State Street Corporation STT
State Street subsidized growth at the expense of profitability; committing to 35% EBT margins, capital return, and a possible SSgA spin can lift shares from $34 to ~$99 by 2014.
Thesis
Trian Partners owns ~3.3% of State Street and argues the custodian has subsidized aggressive global expansion at the expense of profitability: EBT margins fell 480bps since 2006 to 27.3%, EPS declined 7%, share count grew ~50% via dilutive issuances, and acquisitions averaged 27.2x forward earnings while the stock trades at just 8.0x. The deck blames a 'land grab' culture obsessed with revenue and headcount, plus $9.5bn of recurring 'non-recurring' charges since 2007 and limited operating leverage despite 21% AUCA growth. Trian's five-part Action Plan demands a 35% consolidated EBT margin by 2014, capital return prioritized over M&A, elimination of non-recurring charges (citing Heinz as precedent), exploration of an SSgA spin to capture asset-manager multiples (~12.8x vs STT's 8.0x), and governance reforms including an independent chairman, yielding an implied $99 target by 2014 — roughly 40% IRR.
SCQA
State Street is a leading custody bank and passive asset manager — #1 in Investment Servicing revenue with $22tn in AUCA, plus $2tn in AUM via SSgA — running a fee-based, capital-light franchise with secular tailwinds.

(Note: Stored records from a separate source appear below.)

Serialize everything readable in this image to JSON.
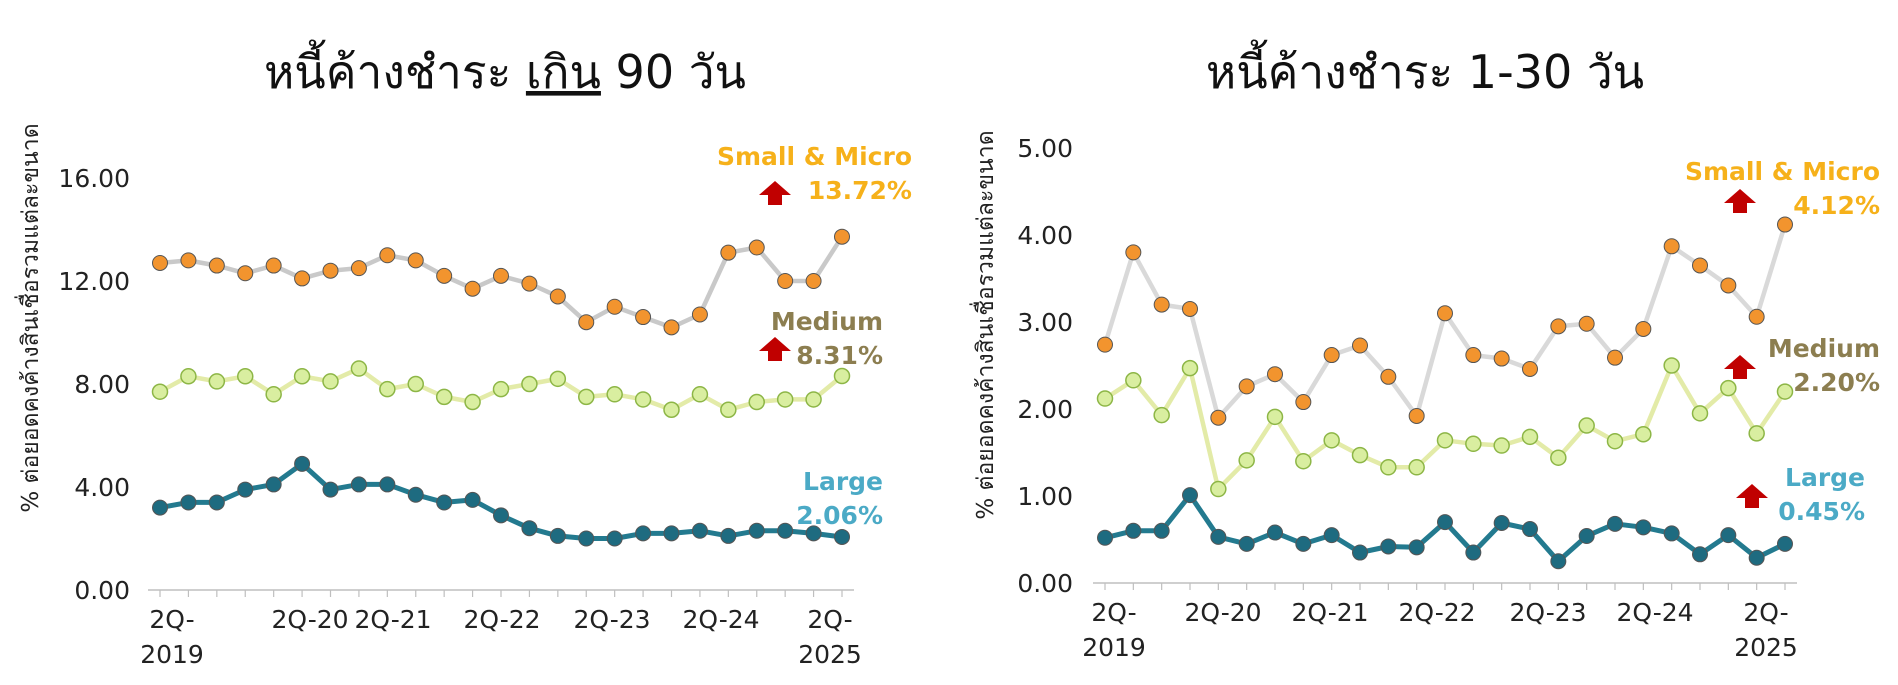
{
  "chart_data": [
    {
      "type": "line",
      "title_prefix": "หนี้ค้างชำระ ",
      "title_emph": "เกิน",
      "title_suffix": " 90 วัน",
      "ylabel": "% ต่อยอดคงค้างสินเชื่อรวมแต่ละขนาด",
      "ylim": [
        0,
        16
      ],
      "y_ticks": [
        "0.00",
        "4.00",
        "8.00",
        "12.00",
        "16.00"
      ],
      "grid": false,
      "x_tick_labels": [
        "2Q-\n2019",
        "2Q-20",
        "2Q-21",
        "2Q-22",
        "2Q-23",
        "2Q-24",
        "2Q-\n2025"
      ],
      "series": [
        {
          "name": "Small & Micro",
          "value_label": "13.72%",
          "label_color": "#F6B11A",
          "line_color": "#C9C9C9",
          "marker_color": "#F2942E",
          "values": [
            12.7,
            12.8,
            12.6,
            12.3,
            12.6,
            12.1,
            12.4,
            12.5,
            13.0,
            12.8,
            12.2,
            11.7,
            12.2,
            11.9,
            11.4,
            10.4,
            11.0,
            10.6,
            10.2,
            10.7,
            13.1,
            13.3,
            12.0,
            12.0,
            13.72
          ]
        },
        {
          "name": "Medium",
          "value_label": "8.31%",
          "label_color": "#8C7E50",
          "line_color": "#E3EBA8",
          "marker_color": "#D9EEA0",
          "values": [
            7.7,
            8.3,
            8.1,
            8.3,
            7.6,
            8.3,
            8.1,
            8.6,
            7.8,
            8.0,
            7.5,
            7.3,
            7.8,
            8.0,
            8.2,
            7.5,
            7.6,
            7.4,
            7.0,
            7.6,
            7.0,
            7.3,
            7.4,
            7.4,
            8.31
          ]
        },
        {
          "name": "Large",
          "value_label": "2.06%",
          "label_color": "#4BAAC6",
          "line_color": "#237A8F",
          "marker_color": "#1E6B80",
          "values": [
            3.2,
            3.4,
            3.4,
            3.9,
            4.1,
            4.9,
            3.9,
            4.1,
            4.1,
            3.7,
            3.4,
            3.5,
            2.9,
            2.4,
            2.1,
            2.0,
            2.0,
            2.2,
            2.2,
            2.3,
            2.1,
            2.3,
            2.3,
            2.2,
            2.06
          ]
        }
      ]
    },
    {
      "type": "line",
      "title_prefix": "หนี้ค้างชำระ 1-30 วัน",
      "title_emph": "",
      "title_suffix": "",
      "ylabel": "% ต่อยอดคงค้างสินเชื่อรวมแต่ละขนาด",
      "ylim": [
        0,
        5
      ],
      "y_ticks": [
        "0.00",
        "1.00",
        "2.00",
        "3.00",
        "4.00",
        "5.00"
      ],
      "grid": false,
      "x_tick_labels": [
        "2Q-\n2019",
        "2Q-20",
        "2Q-21",
        "2Q-22",
        "2Q-23",
        "2Q-24",
        "2Q-\n2025"
      ],
      "series": [
        {
          "name": "Small & Micro",
          "value_label": "4.12%",
          "label_color": "#F6B11A",
          "line_color": "#D9D9D9",
          "marker_color": "#F2942E",
          "values": [
            2.74,
            3.8,
            3.2,
            3.15,
            1.9,
            2.26,
            2.4,
            2.08,
            2.62,
            2.73,
            2.37,
            1.92,
            3.1,
            2.62,
            2.58,
            2.46,
            2.95,
            2.98,
            2.59,
            2.92,
            3.87,
            3.65,
            3.42,
            3.06,
            4.12
          ]
        },
        {
          "name": "Medium",
          "value_label": "2.20%",
          "label_color": "#8C7E50",
          "line_color": "#E3EBA8",
          "marker_color": "#D9EEA0",
          "values": [
            2.12,
            2.33,
            1.93,
            2.47,
            1.08,
            1.41,
            1.91,
            1.4,
            1.64,
            1.47,
            1.33,
            1.33,
            1.64,
            1.6,
            1.58,
            1.68,
            1.44,
            1.81,
            1.63,
            1.71,
            2.5,
            1.95,
            2.24,
            1.72,
            2.2
          ]
        },
        {
          "name": "Large",
          "value_label": "0.45%",
          "label_color": "#4BAAC6",
          "line_color": "#237A8F",
          "marker_color": "#1E6B80",
          "values": [
            0.52,
            0.6,
            0.6,
            1.01,
            0.53,
            0.45,
            0.58,
            0.45,
            0.55,
            0.35,
            0.42,
            0.41,
            0.7,
            0.35,
            0.69,
            0.62,
            0.25,
            0.54,
            0.68,
            0.64,
            0.57,
            0.33,
            0.55,
            0.29,
            0.45
          ]
        }
      ]
    }
  ],
  "colors": {
    "arrow": "#C00000",
    "axis": "#BFBFBF"
  }
}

Despite scale gains, EBT margins fell 480bps to 27.3% since 2006, EPS declined 7%, share count rose ~50% through dilutive issuances, and $9.5bn of 'non-recurring' charges accumulated — symptoms of a land-grab culture chasing revenue not returns.
Commit to a 35% consolidated EBT margin by 2014, prioritize buybacks over dilutive M&A, eliminate non-recurring charges, consider separating SSgA to unlock asset-manager multiples, and adopt governance reforms including an independent chairman.

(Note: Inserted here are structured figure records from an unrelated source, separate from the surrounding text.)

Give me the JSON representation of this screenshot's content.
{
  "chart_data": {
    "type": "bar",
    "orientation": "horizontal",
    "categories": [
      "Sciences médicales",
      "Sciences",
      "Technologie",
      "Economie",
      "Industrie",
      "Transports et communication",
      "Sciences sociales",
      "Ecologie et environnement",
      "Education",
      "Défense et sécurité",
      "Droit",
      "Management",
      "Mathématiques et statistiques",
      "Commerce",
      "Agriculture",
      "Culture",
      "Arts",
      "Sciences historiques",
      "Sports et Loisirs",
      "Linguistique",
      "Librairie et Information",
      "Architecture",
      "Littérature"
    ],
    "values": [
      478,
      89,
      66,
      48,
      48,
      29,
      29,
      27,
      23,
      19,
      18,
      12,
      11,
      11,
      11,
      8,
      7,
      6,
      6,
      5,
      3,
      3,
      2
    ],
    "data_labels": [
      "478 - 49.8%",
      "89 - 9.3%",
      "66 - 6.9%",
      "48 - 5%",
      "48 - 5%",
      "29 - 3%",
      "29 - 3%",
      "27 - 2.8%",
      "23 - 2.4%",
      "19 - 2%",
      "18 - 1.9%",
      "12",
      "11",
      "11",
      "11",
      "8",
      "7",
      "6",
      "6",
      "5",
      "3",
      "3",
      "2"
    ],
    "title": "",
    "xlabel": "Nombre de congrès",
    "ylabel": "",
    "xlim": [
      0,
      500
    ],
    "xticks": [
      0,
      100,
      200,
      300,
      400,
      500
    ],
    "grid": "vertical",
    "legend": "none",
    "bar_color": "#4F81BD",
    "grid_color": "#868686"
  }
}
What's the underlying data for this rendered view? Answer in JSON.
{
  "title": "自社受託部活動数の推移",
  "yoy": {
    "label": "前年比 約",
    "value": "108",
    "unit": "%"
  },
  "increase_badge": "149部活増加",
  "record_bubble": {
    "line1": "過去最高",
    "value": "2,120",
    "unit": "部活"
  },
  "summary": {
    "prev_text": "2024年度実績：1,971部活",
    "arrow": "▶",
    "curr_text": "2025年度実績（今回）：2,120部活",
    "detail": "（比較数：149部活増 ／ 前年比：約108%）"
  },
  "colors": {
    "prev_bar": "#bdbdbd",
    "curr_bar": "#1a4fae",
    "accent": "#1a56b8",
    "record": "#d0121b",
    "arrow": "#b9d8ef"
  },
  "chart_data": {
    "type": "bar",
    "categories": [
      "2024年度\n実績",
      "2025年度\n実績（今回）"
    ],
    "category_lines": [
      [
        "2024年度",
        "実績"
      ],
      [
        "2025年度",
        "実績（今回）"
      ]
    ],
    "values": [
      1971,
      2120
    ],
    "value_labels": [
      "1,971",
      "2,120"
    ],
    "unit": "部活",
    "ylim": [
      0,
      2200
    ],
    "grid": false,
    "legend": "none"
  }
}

Trian's model implies 18% EPS CAGR and a re-rating to 13.5x forward earnings, producing a $99 share price by 2014 versus the $33.90 close on October 14, 2011 — roughly a 40% IRR over three years.
The three reasons
- 1
EBT margins fell 480bps since 2006 while costs grew 30% and EPS declined 7%
- 2
State Street trades at 8.0x earnings vs. 12.8x asset-manager peers — separating SSgA could close the gap
- 3
Trian's plan implies $99/share by 2014 vs. $33.90 today — ~40% IRR over three years
Primary demands
- Set explicit ~35% consolidated EBT margin target by 2014 with interim milestones
- Prioritize returning capital to shareholders over dilutive M&A
- Eliminate recurring 'non-recurring' charges
- Consider separating SSgA (Investment Management) from Investment Servicing to unlock value
- Improve corporate governance: independent chairman, lower 20% threshold to call special meetings
KPIs cited
Pattern membership
Where this document fits across the library's 12 rhetorical / structural patterns.
Precedents cited
- Heinz (Trian's own investment — eliminated chronic non-recurring charges, leading to multiple re-rating)

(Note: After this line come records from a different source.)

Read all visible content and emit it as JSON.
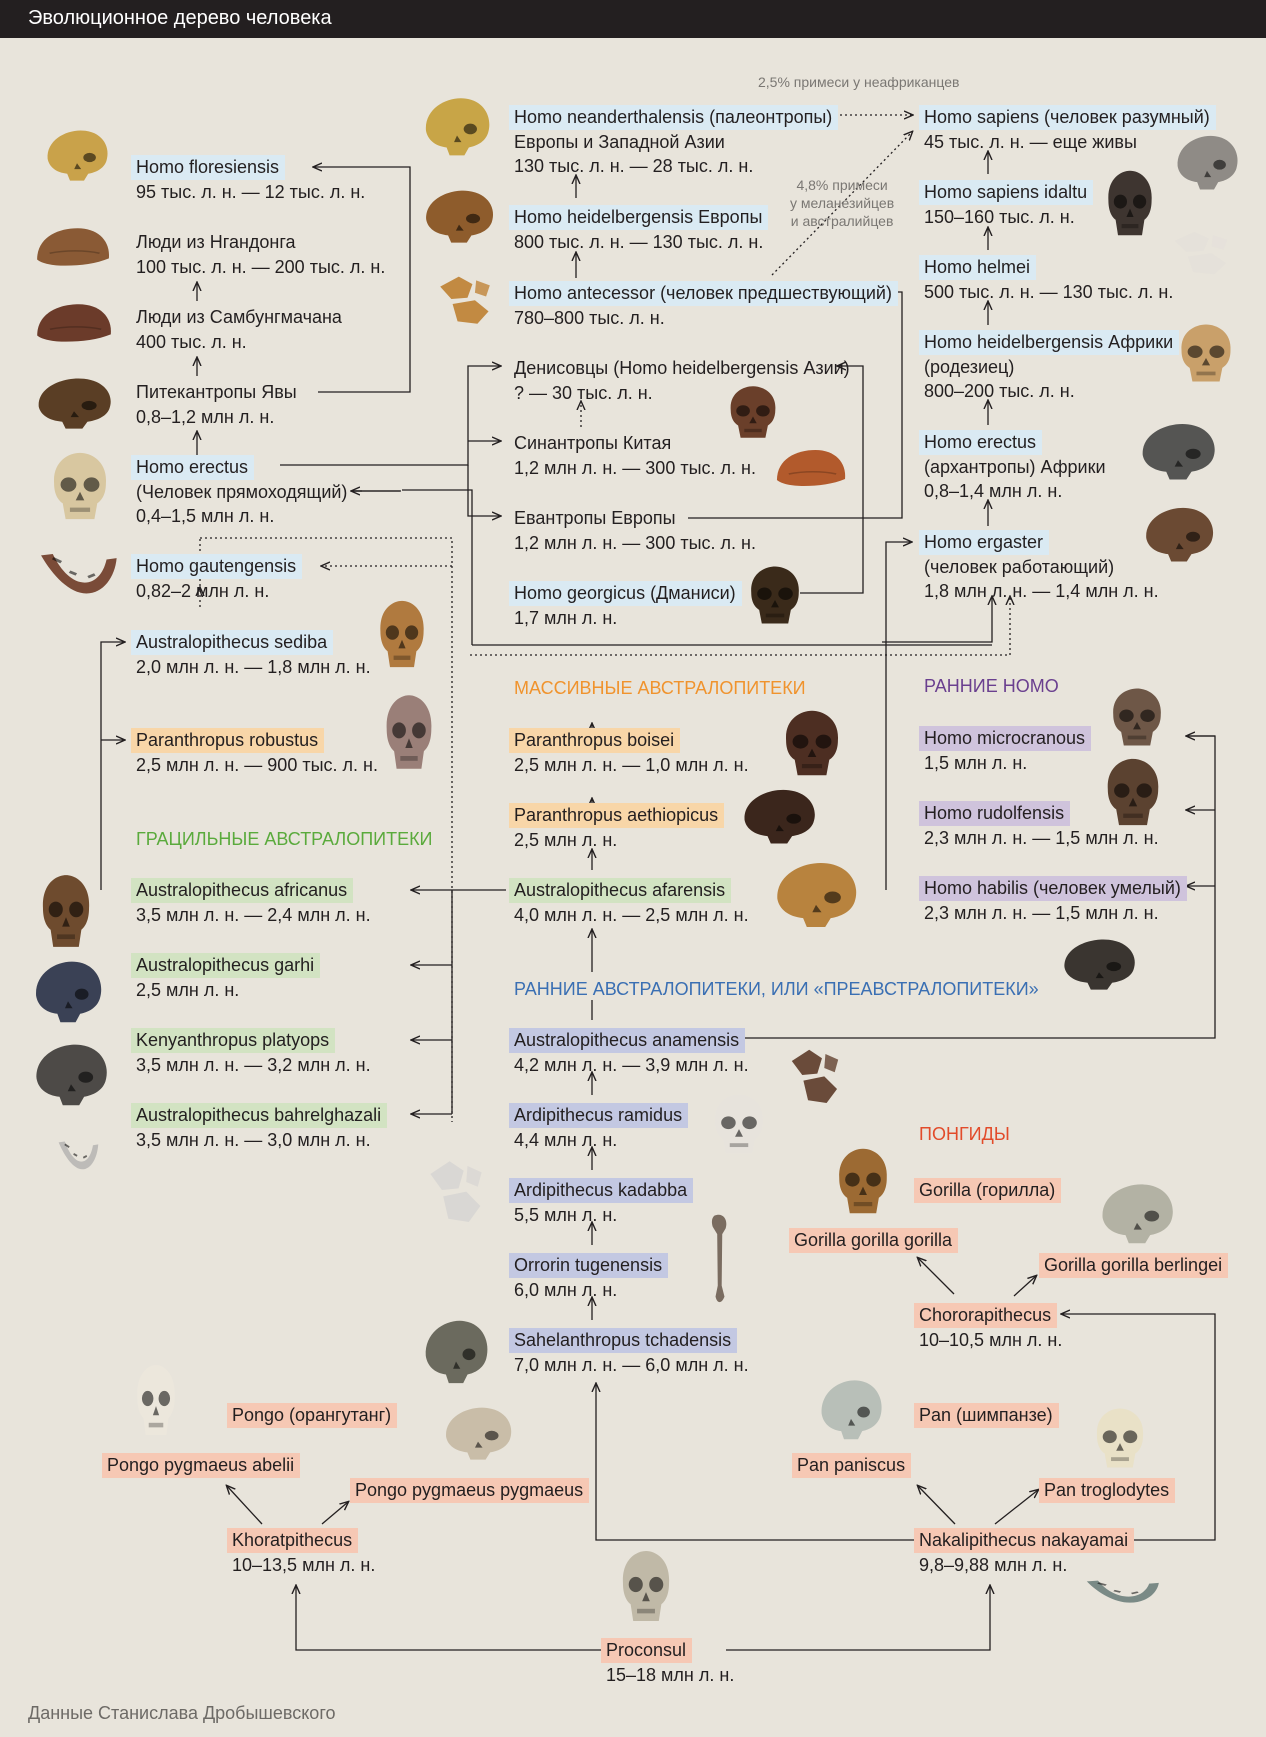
{
  "header": {
    "title": "Эволюционное дерево человека"
  },
  "footer": {
    "source": "Данные Станислава Дробышевского"
  },
  "groups": {
    "massive": "МАССИВНЫЕ АВСТРАЛОПИТЕКИ",
    "early_homo": "РАННИЕ HOMO",
    "gracile": "ГРАЦИЛЬНЫЕ АВСТРАЛОПИТЕКИ",
    "early_australopiths": "РАННИЕ АВСТРАЛОПИТЕКИ, ИЛИ «ПРЕАВСТРАЛОПИТЕКИ»",
    "pongids": "ПОНГИДЫ"
  },
  "colors": {
    "homo": "#daeaf3",
    "early_homo": "#cfc3dc",
    "gracile": "#d2e3c2",
    "massive": "#f8d6a8",
    "early_australopiths": "#c3c8e2",
    "apes": "#f6c8b4",
    "group_massive": "#f0932d",
    "group_early_homo": "#6a3f8f",
    "group_gracile": "#5aaa3c",
    "group_early_australopiths": "#3a6fb3",
    "group_pongids": "#e24b2a"
  },
  "notes": {
    "admix_non_african": "2,5% примеси у неафриканцев",
    "admix_melanesian": [
      "4,8% примеси",
      "у меланезийцев",
      "и австралийцев"
    ]
  },
  "nodes": {
    "floresiensis": {
      "name": "Homo floresiensis",
      "lines": [
        "95 тыс. л. н. — 12 тыс. л. н."
      ]
    },
    "ngandong": {
      "name": "Люди из Нгандонга",
      "lines": [
        "100 тыс. л. н. — 200 тыс. л. н."
      ]
    },
    "sambungmachan": {
      "name": "Люди из Самбунгмачана",
      "lines": [
        "400 тыс. л. н."
      ]
    },
    "java": {
      "name": "Питекантропы Явы",
      "lines": [
        "0,8–1,2 млн л. н."
      ]
    },
    "erectus": {
      "name": "Homo erectus",
      "lines": [
        "(Человек прямоходящий)",
        "0,4–1,5 млн л. н."
      ]
    },
    "gautengensis": {
      "name": "Homo gautengensis",
      "lines": [
        "0,82–2 млн л. н."
      ]
    },
    "sediba": {
      "name": "Australopithecus sediba",
      "lines": [
        "2,0 млн л. н. — 1,8 млн л. н."
      ]
    },
    "robustus": {
      "name": "Paranthropus robustus",
      "lines": [
        "2,5 млн л. н. — 900 тыс. л. н."
      ]
    },
    "africanus": {
      "name": "Australopithecus africanus",
      "lines": [
        "3,5 млн л. н. — 2,4 млн л. н."
      ]
    },
    "garhi": {
      "name": "Australopithecus garhi",
      "lines": [
        "2,5 млн л. н."
      ]
    },
    "platyops": {
      "name": "Kenyanthropus platyops",
      "lines": [
        "3,5 млн л. н. — 3,2 млн л. н."
      ]
    },
    "bahrelghazali": {
      "name": "Australopithecus bahrelghazali",
      "lines": [
        "3,5 млн л. н. — 3,0 млн л. н."
      ]
    },
    "neanderthalensis": {
      "name": "Homo neanderthalensis (палеонтропы)",
      "lines": [
        "Европы и Западной Азии",
        "130 тыс. л. н. — 28 тыс. л. н."
      ]
    },
    "heidelbergensis_eu": {
      "name": "Homo heidelbergensis Европы",
      "lines": [
        "800 тыс. л. н. — 130 тыс. л. н."
      ]
    },
    "antecessor": {
      "name": "Homo antecessor (человек предшествующий)",
      "lines": [
        "780–800 тыс. л. н."
      ]
    },
    "denisovans": {
      "name": "Денисовцы (Homo heidelbergensis Азии)",
      "lines": [
        "? — 30 тыс. л. н."
      ]
    },
    "sinanthropus": {
      "name": "Синантропы Китая",
      "lines": [
        "1,2 млн л. н. — 300 тыс. л. н."
      ]
    },
    "euanthropus": {
      "name": "Евантропы Европы",
      "lines": [
        "1,2 млн л. н. — 300 тыс. л. н."
      ]
    },
    "georgicus": {
      "name": "Homo georgicus (Дманиси)",
      "lines": [
        "1,7 млн л. н."
      ]
    },
    "boisei": {
      "name": "Paranthropus boisei",
      "lines": [
        "2,5 млн л. н. — 1,0 млн л. н."
      ]
    },
    "aethiopicus": {
      "name": "Paranthropus aethiopicus",
      "lines": [
        "2,5 млн л. н."
      ]
    },
    "afarensis": {
      "name": "Australopithecus afarensis",
      "lines": [
        "4,0 млн л. н. — 2,5 млн л. н."
      ]
    },
    "anamensis": {
      "name": "Australopithecus anamensis",
      "lines": [
        "4,2 млн л. н. — 3,9 млн л. н."
      ]
    },
    "ramidus": {
      "name": "Ardipithecus ramidus",
      "lines": [
        "4,4 млн л. н."
      ]
    },
    "kadabba": {
      "name": "Ardipithecus kadabba",
      "lines": [
        "5,5 млн л. н."
      ]
    },
    "orrorin": {
      "name": "Orrorin tugenensis",
      "lines": [
        "6,0 млн л. н."
      ]
    },
    "sahelanthropus": {
      "name": "Sahelanthropus tchadensis",
      "lines": [
        "7,0 млн л. н. — 6,0 млн л. н."
      ]
    },
    "sapiens": {
      "name": "Homo sapiens (человек разумный)",
      "lines": [
        "45 тыс. л. н. — еще живы"
      ]
    },
    "idaltu": {
      "name": "Homo sapiens idaltu",
      "lines": [
        "150–160 тыс. л. н."
      ]
    },
    "helmei": {
      "name": "Homo helmei",
      "lines": [
        "500 тыс. л. н. — 130 тыс. л. н."
      ]
    },
    "heidelbergensis_af": {
      "name": "Homo heidelbergensis Африки",
      "lines": [
        "(родезиец)",
        "800–200 тыс. л. н."
      ]
    },
    "erectus_af": {
      "name": "Homo erectus",
      "lines": [
        "(архантропы) Африки",
        "0,8–1,4 млн л. н."
      ]
    },
    "ergaster": {
      "name": "Homo ergaster",
      "lines": [
        "(человек работающий)",
        "1,8 млн л. н. — 1,4 млн л. н."
      ]
    },
    "microcranous": {
      "name": "Homo microcranous",
      "lines": [
        "1,5 млн л. н."
      ]
    },
    "rudolfensis": {
      "name": "Homo rudolfensis",
      "lines": [
        "2,3 млн л. н. — 1,5 млн л. н."
      ]
    },
    "habilis": {
      "name": "Homo habilis (человек умелый)",
      "lines": [
        "2,3 млн л. н. — 1,5 млн л. н."
      ]
    },
    "gorilla": {
      "name": "Gorilla (горилла)",
      "lines": []
    },
    "gorilla_gorilla": {
      "name": "Gorilla gorilla gorilla",
      "lines": []
    },
    "gorilla_berlingei": {
      "name": "Gorilla gorilla berlingei",
      "lines": []
    },
    "chororapithecus": {
      "name": "Chororapithecus",
      "lines": [
        "10–10,5 млн л. н."
      ]
    },
    "pan": {
      "name": "Pan (шимпанзе)",
      "lines": []
    },
    "pan_paniscus": {
      "name": "Pan paniscus",
      "lines": []
    },
    "pan_troglodytes": {
      "name": "Pan troglodytes",
      "lines": []
    },
    "nakalipithecus": {
      "name": "Nakalipithecus nakayamai",
      "lines": [
        "9,8–9,88 млн л. н."
      ]
    },
    "pongo": {
      "name": "Pongo (орангутанг)",
      "lines": []
    },
    "pongo_abelii": {
      "name": "Pongo pygmaeus abelii",
      "lines": []
    },
    "pongo_pygmaeus": {
      "name": "Pongo pygmaeus pygmaeus",
      "lines": []
    },
    "khoratpithecus": {
      "name": "Khoratpithecus",
      "lines": [
        "10–13,5 млн л. н."
      ]
    },
    "proconsul": {
      "name": "Proconsul",
      "lines": [
        "15–18 млн л. н."
      ]
    }
  },
  "fossil_images": [
    "floresiensis-skull",
    "ngandong-skull",
    "sambungmachan-skull",
    "java-skull",
    "erectus-skull",
    "gautengensis-jaw",
    "sediba-skull",
    "robustus-skull",
    "africanus-skull",
    "garhi-skull",
    "platyops-skull",
    "bahrelghazali-jaw",
    "neanderthal-skull",
    "heidelbergensis-eu-skull",
    "antecessor-fragments",
    "denisovan-skull",
    "sinanthropus-skull",
    "georgicus-skull",
    "sapiens-skull",
    "idaltu-skull",
    "helmei-skull",
    "rhodesian-skull",
    "erectus-africa-skull",
    "ergaster-skull",
    "boisei-skull",
    "aethiopicus-skull",
    "afarensis-skull",
    "anamensis-fragments",
    "microcranous-skull",
    "rudolfensis-skull",
    "habilis-skull",
    "ramidus-skull",
    "kadabba-fragments",
    "orrorin-femur",
    "sahelanthropus-skull",
    "gorilla-skull",
    "gorilla-berlingei-skull",
    "pan-paniscus-skull",
    "pan-troglodytes-skull",
    "nakalipithecus-jaw",
    "pongo-abelii-skull",
    "pongo-pygmaeus-skull",
    "proconsul-skull"
  ]
}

- BlackRock / Larry Fink commitment to leverage compensation expense
- BNY Mellon Investment Servicing Fees / Non-Interest Expense disclosure
Notable slides (6)
Notes
Classic Trian operational-improvement deck. Pulls verbatim quotes from State Street's 2011 Investor Day and 2010/11 analyst Q&A to expose the disconnect between management's 'global expansion' narrative and shareholder outcomes. Heinz cited as the firm's own playbook precedent for eliminating non-recurring charges. Critique stays at 'management' / culture level — no individual named as villain (CEO Jay Hooley not called out by name). Action Plan structured as 5 numbered demands (margin, capital return, charges, SSgA spin, governance). Sum-of-parts modeling on p35-36 values Investment Servicing at 13x and Investment Management at 16x to reach the $99 target.